Sang Guru (5)

SANG GURU (5)

by Bu Wiwik on Thursday, August 18, 2011 at 6:20am
 
 

MASJID. Itulah satu kata yang secara maknawi membuat sang guru tak pernah berhenti bekerja dan berkarya. Selesai membangun satu masjid, membangun lagi masjid di tempat yang lainnya. Kondisi ini sejalan dengan materi pelajaran yang selalu disampaikan pada saat pengajian. Tugas hidup manusia ada 2. Masuknya nafas, habluminallah – taat dan taubat. Keluarnya nafas, hablumminannaas – badan / raga menguntungkan orang lain. Laku utomo….nguntungake wong liyo……  Dengan kata lain, hidup ini akan bermakna jika tidak untuk diri sendiri melainkan untuk kebersamaan, untuk sesama makhluk Tuhan. Maka sering juga di tengah pagelaran wayang sang guru nembang ” ngrogoh kanthong dikekke uwong” sambil tangannya memperagakan makna syair itu. Seketika itu irama gamelan berubah mengiringi gaya sang guru lalu diikuti seluruh santri yang hadir. Semua gembira, ssemua bahagia. Aku sangat menikmati tembang ini. Gong nya yang menggelegar seolah memukul hati dan menyemangati jiwaku untuk terus berusaha “ngrogoh kanthong dikekke uwong”……Aku tahu, dengan cara ini sebenarnya sang guru ingin membebaskan para santri dari belenggu keterikatan jiwa dan ruh mereka dengan makhluq lainnya sehingga lebih mudah “naik ke atas”……Aku jadi ingat, bedug yang berada di masjid pondok itu  bertuliskan “KYAI UTOMO” .

Dalam sebuah acara di pondok pesantren aku duduk berdampingan dengan seorang ibu seumuran denganku. Kami ngobrol banyak. Dia asli Bantul punya 3 anak kandung dan 2 anak angkat. Salah satu anak angkatnya ikut bersamanya ke pondok ini. ” Itu……!”, dia menunjuk seorang pria muda berbaju batik, berpeci yang sedang bercakap-cakap dengan sang guru. Dia sudah beristri dan punya 3 anak. Dia seorang insinyur teknil sipil dari sebuah perguruan tinggi di Yogya. ” Waktu sang guru membangun masjid di Bantul, anak saya yang dipasrahi untuk ngurus dan ngawasi………”.

Dari situ aku tahu sang guru membangun masjid di Bantul. Sayang aku lupa bertanya nama dan lokasi masjidnya.

Di Boyolali, dari terminal sekitar 200m arah ke Semarang di sebelah kanan jalan,  ada masjid bernama Masjid Bani Adam.
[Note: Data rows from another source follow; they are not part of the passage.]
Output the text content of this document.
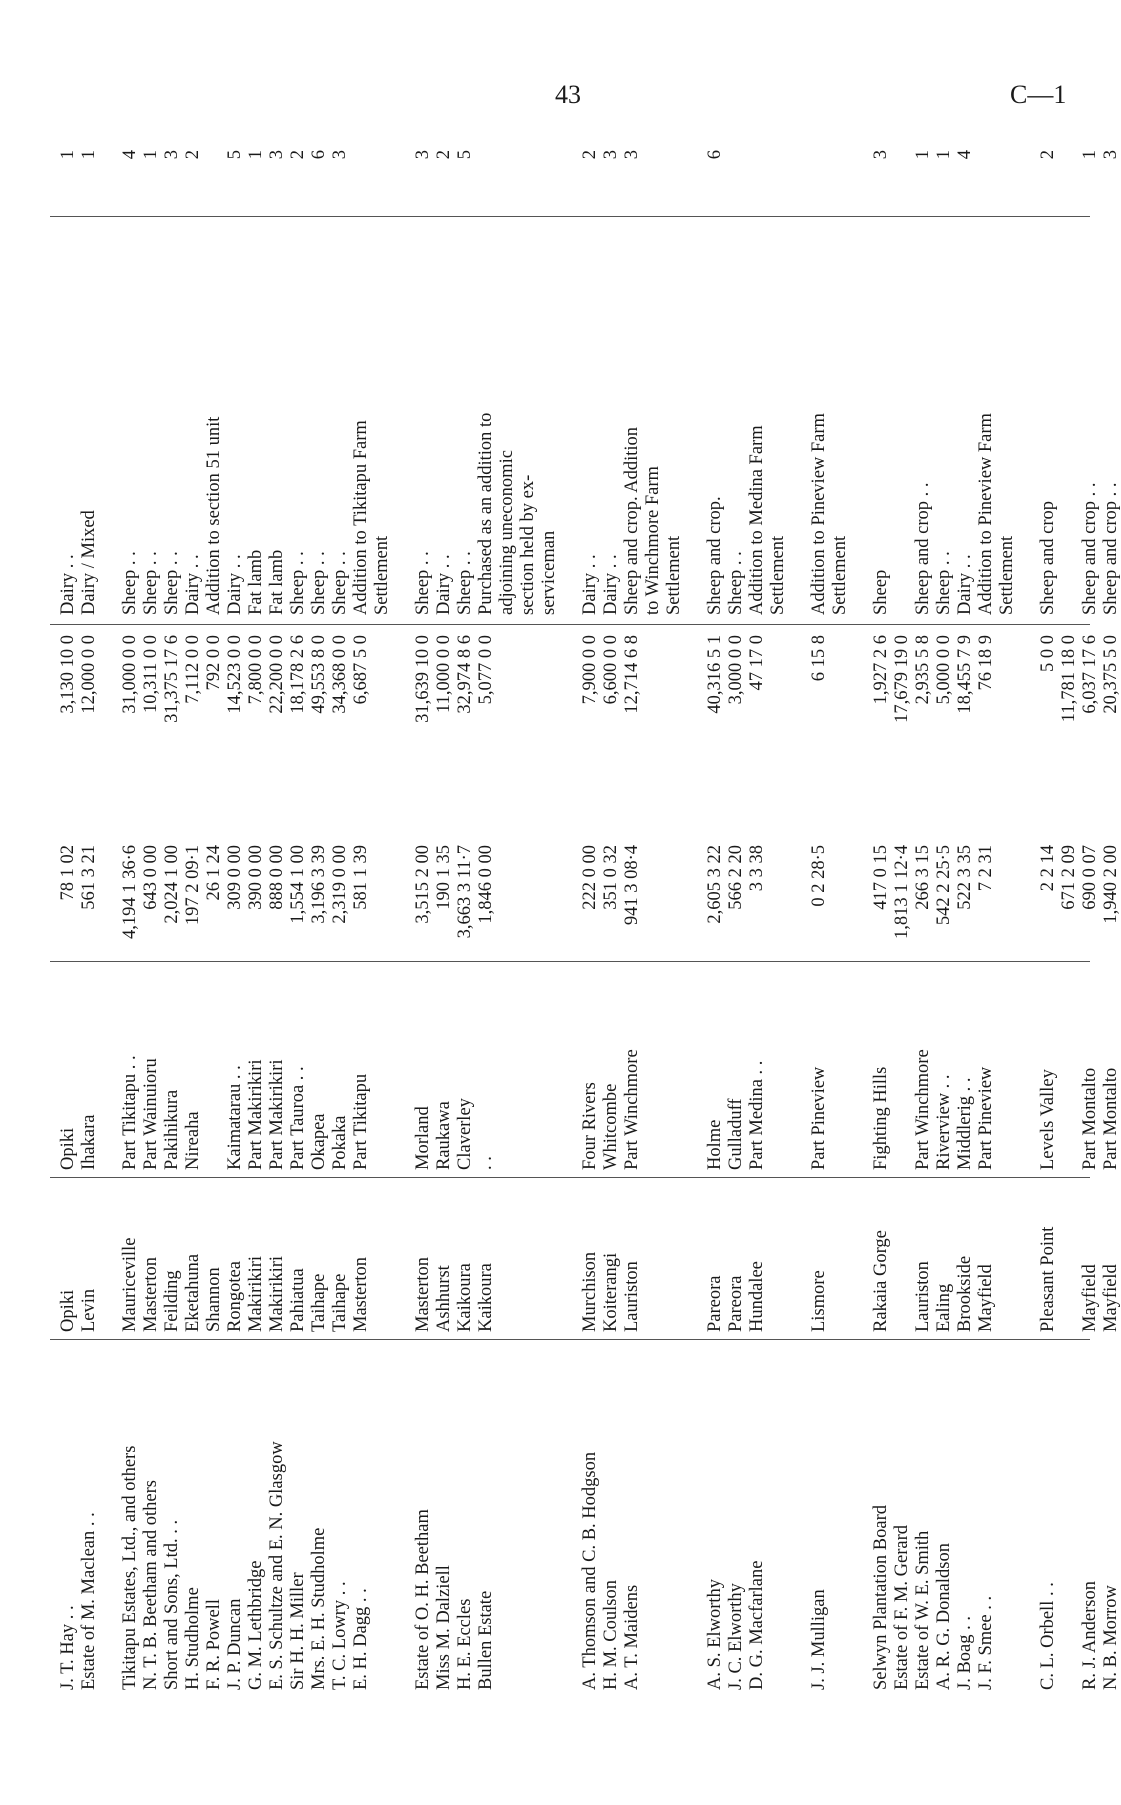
43	C—1
J. T. Hay . .
Opiki
Opiki
78 1 02
3,130 10 0
Dairy . .
1
Estate of M. Maclean . .
Levin
Ihakara
561 3 21
12,000 0 0
Dairy / Mixed
1
Tikitapu Estates, Ltd., and others
Mauriceville
Part Tikitapu . .
4,194 1 36·6
31,000 0 0
Sheep . .
4
N. T. B. Beetham and others
Masterton
Part Wainuioru
643 0 00
10,311 0 0
Sheep . .
1
Short and Sons, Ltd. . .
Feilding
Pakihikura
2,024 1 00
31,375 17 6
Sheep . .
3
H. Studholme
Eketahuna
Nireaha
197 2 09·1
7,112 0 0
Dairy . .
2
F. R. Powell
Shannon
26 1 24
792 0 0
Addition to section 51 unit
J. P. Duncan
Rongotea
Kaimatarau . .
309 0 00
14,523 0 0
Dairy . .
5
G. M. Lethbridge
Makirikiri
Part Makirikiri
390 0 00
7,800 0 0
Fat lamb
1
E. S. Schultze and E. N. Glasgow
Makirikiri
Part Makirikiri
888 0 00
22,200 0 0
Fat lamb
3
Sir H. H. Miller
Pahiatua
Part Tauroa . .
1,554 1 00
18,178 2 6
Sheep . .
2
Mrs. E. H. Studholme
Taihape
Okapea
3,196 3 39
49,553 8 0
Sheep . .
6
T. C. Lowry . .
Taihape
Pokaka
2,319 0 00
34,368 0 0
Sheep . .
3
E. H. Dagg . .
Masterton
Part Tikitapu
581 1 39
6,687 5 0
Addition to Tikitapu Farm Settlement
Estate of O. H. Beetham
Masterton
Morland
3,515 2 00
31,639 10 0
Sheep . .
3
Miss M. Dalziell
Ashhurst
Raukawa
190 1 35
11,000 0 0
Dairy . .
2
H. E. Eccles
Kaikoura
Claverley
3,663 3 11·7
32,974 8 6
Sheep . .
5
Bullen Estate
Kaikoura
. .
1,846 0 00
5,077 0 0
Purchased as an addition to adjoining uneconomic section held by ex- serviceman
A. Thomson and C. B. Hodgson
Murchison
Four Rivers
222 0 00
7,900 0 0
Dairy . .
2
H. M. Coulson
Koiterangi
Whitcombe
351 0 32
6,600 0 0
Dairy . .
3
A. T. Maidens
Lauriston
Part Winchmore
941 3 08·4
12,714 6 8
Sheep and crop. Addition
3
to Winchmore Farm Settlement
A. S. Elworthy
Pareora
Holme
2,605 3 22
40,316 5 1
Sheep and crop.
6
J. C. Elworthy
Pareora
Gulladuff
566 2 20
3,000 0 0
Sheep . .
D. G. Macfarlane
Hundalee
Part Medina . .
3 3 38
47 17 0
Addition to Medina Farm Settlement
J. J. Mulligan
Lismore
Part Pineview
0 2 28·5
6 15 8
Addition to Pineview Farm Settlement
Selwyn Plantation Board
Rakaia Gorge
Fighting Hills
417 0 15
1,927 2 6
Sheep
3
Estate of F. M. Gerard
1,813 1 12·4
17,679 19 0
Estate of W. E. Smith
Lauriston
Part Winchmore
266 3 15
2,935 5 8
Sheep and crop . .
1
A. R. G. Donaldson
Ealing
Riverview . .
542 2 25·5
5,000 0 0
Sheep . .
1
J. Boag . .
Brookside
Middlerig . .
522 3 35
18,455 7 9
Dairy . .
4
J. F. Smee . .
Mayfield
Part Pineview
7 2 31
76 18 9
Addition to Pineview Farm Settlement
C. L. Orbell . .
Pleasant Point
Levels Valley
2 2 14
5 0 0
Sheep and crop
2
671 2 09
11,781 18 0
R. J. Anderson
Mayfield
Part Montalto
690 0 07
6,037 17 6
Sheep and crop . .
1
N. B. Morrow
Mayfield
Part Montalto
1,940 2 00
20,375 5 0
Sheep and crop . .
3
Itu masjiidnya sang guru. Mengapa namanya Bani Adam? Unik. Tidak seperti nama-nama masjid pada umumnya yang mengarah pada sebuah harapan seperti At Taqwa, Baiturrohim, Al Falah, dan sebagainya. ” begitulah sang guru memberi nama pada masjid itu……”. Tetapi jika dikaitkan dengan filosofi kehidupan sang guru yang bebas dan merdeka dalam arti yang sebenarnya, maka Bani Adam mengandung makna yang universal, tidak ada pengkotakan manusia sebagai makhluk Tuhan, tidak ada sekat-sekat yang membuat umat Islam terpisah satu sama lain. Hanya ada satu predikat untuk mereka yaitu sama-sama sebagai hamba Allah azza wa jalla.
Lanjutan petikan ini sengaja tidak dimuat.